Coordinated Two-Stage Dynamic Deregulation of Central Metabolism Improves Malonyl-CoA Biosynthesis

Malonyl-CoA (malonyl-CoA) is a platform chemical that serves as a precursor for a wide range of commercial products and pharmaceutical intermediates. In E. coli, malonyl-CoA levels are tightly regulated to remain at low levels. Two Stage Dynamic Metabolic Control (DMC) is a tool previously demonstrated to improve desired metabolite flux for several products. This work leverages DMC to improve malonyl-CoA fluxes.
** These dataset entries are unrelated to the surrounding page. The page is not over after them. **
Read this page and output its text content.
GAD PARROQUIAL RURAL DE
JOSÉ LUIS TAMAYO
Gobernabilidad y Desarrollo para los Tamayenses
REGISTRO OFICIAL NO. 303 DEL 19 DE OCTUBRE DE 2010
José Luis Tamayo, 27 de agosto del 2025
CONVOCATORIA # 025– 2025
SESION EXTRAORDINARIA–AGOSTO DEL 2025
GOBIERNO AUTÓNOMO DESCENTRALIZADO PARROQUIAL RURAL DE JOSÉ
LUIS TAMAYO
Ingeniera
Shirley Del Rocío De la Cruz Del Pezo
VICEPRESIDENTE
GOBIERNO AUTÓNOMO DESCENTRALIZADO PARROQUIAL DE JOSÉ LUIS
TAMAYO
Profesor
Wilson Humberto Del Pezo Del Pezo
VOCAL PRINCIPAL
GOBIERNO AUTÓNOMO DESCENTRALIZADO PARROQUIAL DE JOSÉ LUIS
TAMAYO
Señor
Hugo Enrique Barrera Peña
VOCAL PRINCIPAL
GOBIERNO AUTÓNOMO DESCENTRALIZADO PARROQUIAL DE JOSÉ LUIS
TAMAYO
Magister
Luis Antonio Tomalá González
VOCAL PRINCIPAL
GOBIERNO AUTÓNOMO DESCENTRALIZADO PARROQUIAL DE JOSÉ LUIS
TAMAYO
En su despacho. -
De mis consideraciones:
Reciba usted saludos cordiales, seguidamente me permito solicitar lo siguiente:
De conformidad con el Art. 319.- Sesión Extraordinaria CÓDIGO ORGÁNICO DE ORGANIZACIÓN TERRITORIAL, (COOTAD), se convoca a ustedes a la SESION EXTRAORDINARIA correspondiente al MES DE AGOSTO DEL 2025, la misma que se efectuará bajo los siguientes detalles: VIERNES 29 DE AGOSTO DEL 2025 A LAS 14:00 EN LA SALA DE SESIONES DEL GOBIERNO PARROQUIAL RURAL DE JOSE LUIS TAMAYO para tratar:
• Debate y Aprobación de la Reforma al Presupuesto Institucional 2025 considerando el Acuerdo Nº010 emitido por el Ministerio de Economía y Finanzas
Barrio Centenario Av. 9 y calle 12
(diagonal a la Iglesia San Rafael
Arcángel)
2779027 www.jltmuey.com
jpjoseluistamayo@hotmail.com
Specifically, we demonstrate coordinated dynamic reductions in the activities of fabI (enoyl-ACP reductase), gltA (citrate synthase), zwf (glucose-6-phosphate dehydrogenase) and glnB (nitrogen regulatory protein PII-1), during stationary phase lead to synergistic improvements in malonyl-CoA flux and the production of malonyl-CoA dependent products, 1,3,6,8-tetrahydroxynaphthalene (THN), Triacetic Lactone (TAL), and Phloroglucinol (PG). We also discuss the unique set of limitations that were observed for both TAL and PG biosynthesis as well as the strategies that were tested to overcome them. Additionally, we provide a historical review of the challenges associated with the production of Phloroglucinol. Finally, we end with a critical review focused on the bioproduction of an Acetyl-CoA and Succinyl-CoA derived product, Adipic Acid, to give perspective to common challenges associated with biobased product development.